Receptor activator of nuclear factor-kB ligand (RANKL) is a cytokine that is essential for osteoclast survival and differentiation. Thus, through blocking the RANKL could inhibit the differentiation of osteoclast and increase the bone mass. Denosumab, a fully human monoclonal antibody against the RANKL, could potently reduce bone resorption with accompanying increases in bone mineral density (BMD). Denosumab 60 mg was always subcutaneously given per 6 months and thus the compliances may be well. Previously, a meta-analysis that compared denosumab with bisphosphonates for OP patients has been published [7]. However, several disadvantages existed in the meta-analysis. (1) Only four randomized controlled trials (RCTs) were included and the sample was relatively small. (2) They only compared with alendronate, but neglect other bisphosphonates. With new evidence emerging, we performed a meta-analysis that compares denosumab with bisphosphonates for bone loss in postmenopausal osteoporosis patients. We hypothesized that denosumab was superior than bisphosphonates in reducing bone loss in postmenopausal osteoporosis patients and thus reduce the risk of fracture.

Methods

The present meta-analysis was performed according to the Preferred Reporting Items for Systematic Reviews and Meta-Analyses statement (PRISRMA) [8].

Search strategy

Published literatures, only including RCTs, were searched in the following electronic databases: PubMed, Embase, Web of Science, Cochrane Library, and Google database from inception to April 20 2018. The keywords and corresponding Mesh terms of osteoporosis and denosumab were referred to published meta-analysis [9]. The keywords and corresponding Mesh term of bisphosphonates was referred to Lou’s protocol [10]. Detailed search keywords and Mesh terms can be seen in Additional file 1. Besides, references of all included articles were also reviewed. There was no language limited and no publication restriction.
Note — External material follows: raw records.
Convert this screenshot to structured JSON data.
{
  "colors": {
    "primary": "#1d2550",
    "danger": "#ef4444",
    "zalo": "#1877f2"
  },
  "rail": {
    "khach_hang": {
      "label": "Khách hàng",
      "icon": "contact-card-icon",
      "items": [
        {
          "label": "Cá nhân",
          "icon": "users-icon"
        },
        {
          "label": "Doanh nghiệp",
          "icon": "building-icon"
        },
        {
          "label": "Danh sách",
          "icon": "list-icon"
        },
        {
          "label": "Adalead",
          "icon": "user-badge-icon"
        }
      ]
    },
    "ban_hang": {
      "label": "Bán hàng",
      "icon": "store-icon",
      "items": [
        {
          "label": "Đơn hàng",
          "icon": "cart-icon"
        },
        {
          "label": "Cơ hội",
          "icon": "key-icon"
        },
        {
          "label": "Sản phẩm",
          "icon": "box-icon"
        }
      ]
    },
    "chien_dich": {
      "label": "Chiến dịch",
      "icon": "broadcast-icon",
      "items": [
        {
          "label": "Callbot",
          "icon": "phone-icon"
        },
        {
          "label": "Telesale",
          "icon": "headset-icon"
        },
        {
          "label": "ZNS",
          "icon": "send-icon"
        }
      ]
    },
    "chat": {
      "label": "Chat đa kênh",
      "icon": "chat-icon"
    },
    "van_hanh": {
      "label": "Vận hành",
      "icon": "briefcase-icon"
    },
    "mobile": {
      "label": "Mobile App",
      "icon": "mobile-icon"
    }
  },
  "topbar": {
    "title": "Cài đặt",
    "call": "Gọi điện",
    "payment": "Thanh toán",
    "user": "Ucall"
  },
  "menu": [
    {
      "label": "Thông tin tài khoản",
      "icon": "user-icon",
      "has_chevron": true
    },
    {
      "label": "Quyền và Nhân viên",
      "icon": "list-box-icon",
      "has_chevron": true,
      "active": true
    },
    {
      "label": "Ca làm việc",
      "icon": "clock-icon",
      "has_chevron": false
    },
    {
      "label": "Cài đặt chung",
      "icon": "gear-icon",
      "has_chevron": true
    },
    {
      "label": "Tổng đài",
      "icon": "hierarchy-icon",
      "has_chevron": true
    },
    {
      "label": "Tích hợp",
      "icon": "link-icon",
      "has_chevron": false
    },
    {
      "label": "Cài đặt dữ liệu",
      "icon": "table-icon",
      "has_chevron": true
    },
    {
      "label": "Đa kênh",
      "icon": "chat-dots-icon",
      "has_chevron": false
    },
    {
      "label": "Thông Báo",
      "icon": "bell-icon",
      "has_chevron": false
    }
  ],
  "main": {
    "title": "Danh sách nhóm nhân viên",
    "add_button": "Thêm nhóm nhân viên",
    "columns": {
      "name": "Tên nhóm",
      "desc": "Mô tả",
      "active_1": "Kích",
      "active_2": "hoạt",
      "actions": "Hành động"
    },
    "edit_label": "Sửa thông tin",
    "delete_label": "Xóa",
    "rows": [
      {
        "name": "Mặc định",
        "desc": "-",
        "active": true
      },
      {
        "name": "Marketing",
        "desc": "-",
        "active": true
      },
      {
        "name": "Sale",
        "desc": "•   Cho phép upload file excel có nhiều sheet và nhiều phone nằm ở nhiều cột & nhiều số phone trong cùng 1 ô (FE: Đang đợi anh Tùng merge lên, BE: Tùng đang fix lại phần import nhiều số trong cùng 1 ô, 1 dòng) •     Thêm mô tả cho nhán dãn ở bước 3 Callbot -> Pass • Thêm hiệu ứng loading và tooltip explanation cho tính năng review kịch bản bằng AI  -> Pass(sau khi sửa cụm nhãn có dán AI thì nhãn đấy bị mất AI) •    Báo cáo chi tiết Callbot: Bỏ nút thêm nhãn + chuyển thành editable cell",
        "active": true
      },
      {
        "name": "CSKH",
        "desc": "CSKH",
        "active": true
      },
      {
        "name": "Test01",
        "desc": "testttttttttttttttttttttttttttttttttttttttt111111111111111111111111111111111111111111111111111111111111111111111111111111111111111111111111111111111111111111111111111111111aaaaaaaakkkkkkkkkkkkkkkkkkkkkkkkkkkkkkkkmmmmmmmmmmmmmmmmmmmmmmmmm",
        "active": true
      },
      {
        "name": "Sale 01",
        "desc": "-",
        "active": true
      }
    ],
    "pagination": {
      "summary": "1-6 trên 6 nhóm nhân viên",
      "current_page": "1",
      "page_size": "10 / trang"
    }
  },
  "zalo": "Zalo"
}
Inclusion criteria and exclusion criteria

Inclusion criteria

Candidate articles would be included if they met the following criteria: (i) population: patients were diagnosed with osteoporosis and did not take other oral anti-osteoporosis drugs; (ii) intervention: subcutaneously administered denosumab 60 mg per 6 months; (iii) comparison: administration with bisphosphonates, regardless of the dose and intervals; (iv) with one or more of the outcomes described below: risk of fracture, total adverse events (AEs), withdrawn due to AEs, change in one-third radius BMD, change in total hip BMD, change in lumbar spine BMD, and change in femoral neck BMD; and (v) study design: RCTs.

Exclusion criteria

Candidate articles would be excluded if they met the following criteria: (i) patients were diagnosed with other type of osteoporosis (androgen-deprivation therapy or breast cancer); (ii) intervention: combined denosumab with other drugs; and (iii) non-RCTs.
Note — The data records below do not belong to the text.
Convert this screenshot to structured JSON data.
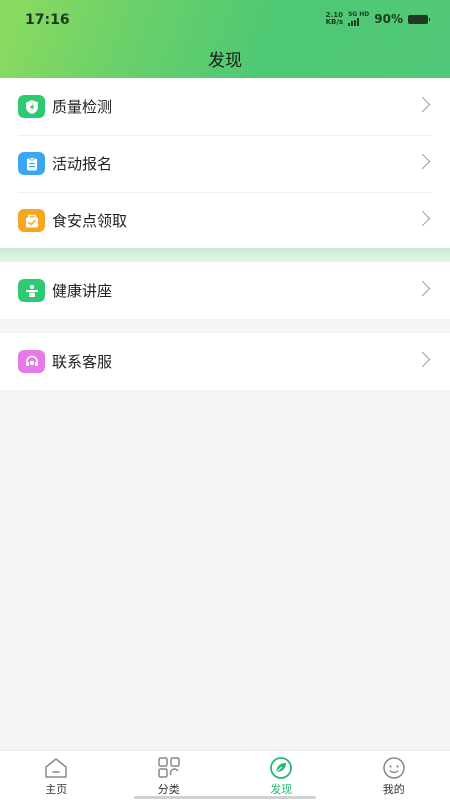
{
  "status_bar": {
    "time": "17:16",
    "net_speed_value": "2.10",
    "net_speed_unit": "KB/s",
    "net_type": "5G HD",
    "battery_percent": "90%",
    "battery_level": 0.9
  },
  "header": {
    "title": "发现"
  },
  "groups": [
    {
      "items": [
        {
          "label": "质量检测",
          "icon": "shield-bolt-icon",
          "color": "#2ec973"
        },
        {
          "label": "活动报名",
          "icon": "clipboard-icon",
          "color": "#3aa8f0"
        },
        {
          "label": "食安点领取",
          "icon": "gift-box-icon",
          "color": "#f5a623"
        }
      ]
    },
    {
      "items": [
        {
          "label": "健康讲座",
          "icon": "lecture-icon",
          "color": "#2ec973"
        }
      ]
    },
    {
      "items": [
        {
          "label": "联系客服",
          "icon": "customer-service-icon",
          "color": "#e879e8"
        }
      ]
    }
  ],
  "tabbar": {
    "tabs": [
      {
        "label": "主页",
        "icon": "home-icon",
        "active": false
      },
      {
        "label": "分类",
        "icon": "category-icon",
        "active": false
      },
      {
        "label": "发现",
        "icon": "discover-leaf-icon",
        "active": true
      },
      {
        "label": "我的",
        "icon": "smiley-icon",
        "active": false
      }
    ],
    "active_color": "#2bb673"
  }
}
Assessment of study quality

Two reviewers (Jiaqi Wu and Qingsheng Zhang) independently assessed the quality of RCTs in accordance with Cochrane Collaboration’s tool for assessing the risk of bias. If there was conflict between the two reviewers, a third reviewer is consulted and they discussed to solve the controversy. The tool included the following items: random sequence generation, allocation concealment, blinding, incomplete outcome data, and selective outcome reporting. We further performed Kappa test to increase the stability of our meta-analysis.

Data extraction

Two reviewers independently extracted the following data and written in a pre-generated Excel file: first author’s name, publication year, mean age, intervention, comparison, outcomes, and duration. First outcome was the risk of fracture, since fracture has a heavy economic burden to the society and patients. Second outcomes were change in one-third radius BMD, change in total hip BMD, change in lumbar spine BMD, and change in femoral neck BMD. Safety outcomes included total AEs, withdrawn due to AEs.

Statistical analysis

In consideration of the clinical heterogeneity, we used random-effect model for all of the outcomes. Outcomes were divided into two categories (dichotomous data and continuous data). Dichotomous data were expressed as proportions, such as risk of fracture, AEs, and withdrawn due to AEs; the intervention effect was expressed as a risk ratio (RR) and corresponding confidence intervals (CI). Continuous data were meta-analyzed in terms of the weighted mean difference (WMD) and associated 95% CI. Publication bias was assessed by funnel plot, Begg’s test, and Egger’s test. Subgroup analysis was performed according to the comparator treatment, population who had been prescribed a treatment for osteoporosis and high or unclear risk of bias.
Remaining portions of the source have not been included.